Daher empfiehlt auch das National Institute of Standards and Technology, eine der wichtigsten Normungsinstitutionen, das gegenteilige Prinzip - “Sicherheit durch Transparenz” - anzuwenden1.
Das wurde auch flächendeckend im Netzwerkbereich umgesetzt.
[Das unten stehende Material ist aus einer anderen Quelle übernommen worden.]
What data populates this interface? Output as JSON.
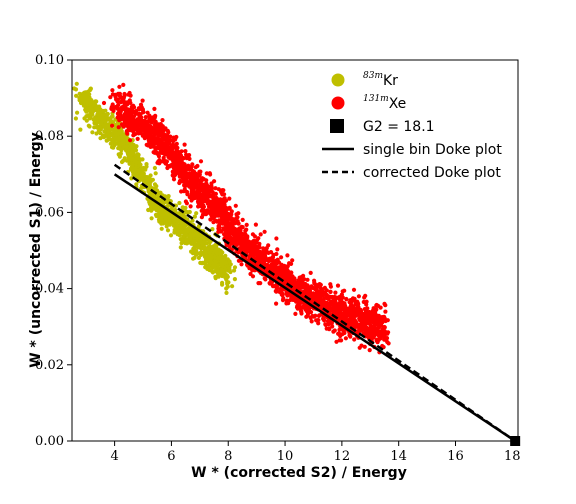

Open-Source-Software wie der Linux Kernel (UNIX und Linux-Systeme haben auf Servern einen Markteinteil von 90 %2. Alle 500 der Top-Supercomputer verwenden ein Linux-Betriebssystem3, sowie beinahe alle Router, Switche und andere Netzwerkgeräte), die Webserver Apache, Nginx und OpenResty (Marktanteil zusammen knapp 45 %4, weitere 21 % entfallen auf Cloudflare und Google, welche ebenfalls Open-Source-Software einsetzen) folgt diesem Prinzip, da der Quellcode für alle einsehbar ist. WordPress, Joomla, Drupal und Typo3 sind ebenfalls Open-Source. Jedes moderne, als sicher geltendes kryptografisches Verfahren wie AES, RSA oder ECDSA ist nicht darauf angewiesen, dass die Funktionsweise geheim ist. Die Verfahren sind standardisiert, die Standards öffentlich. Unsere moderne Welt ist fast komplett aus offenen Standards und offener Software zusammengebaut.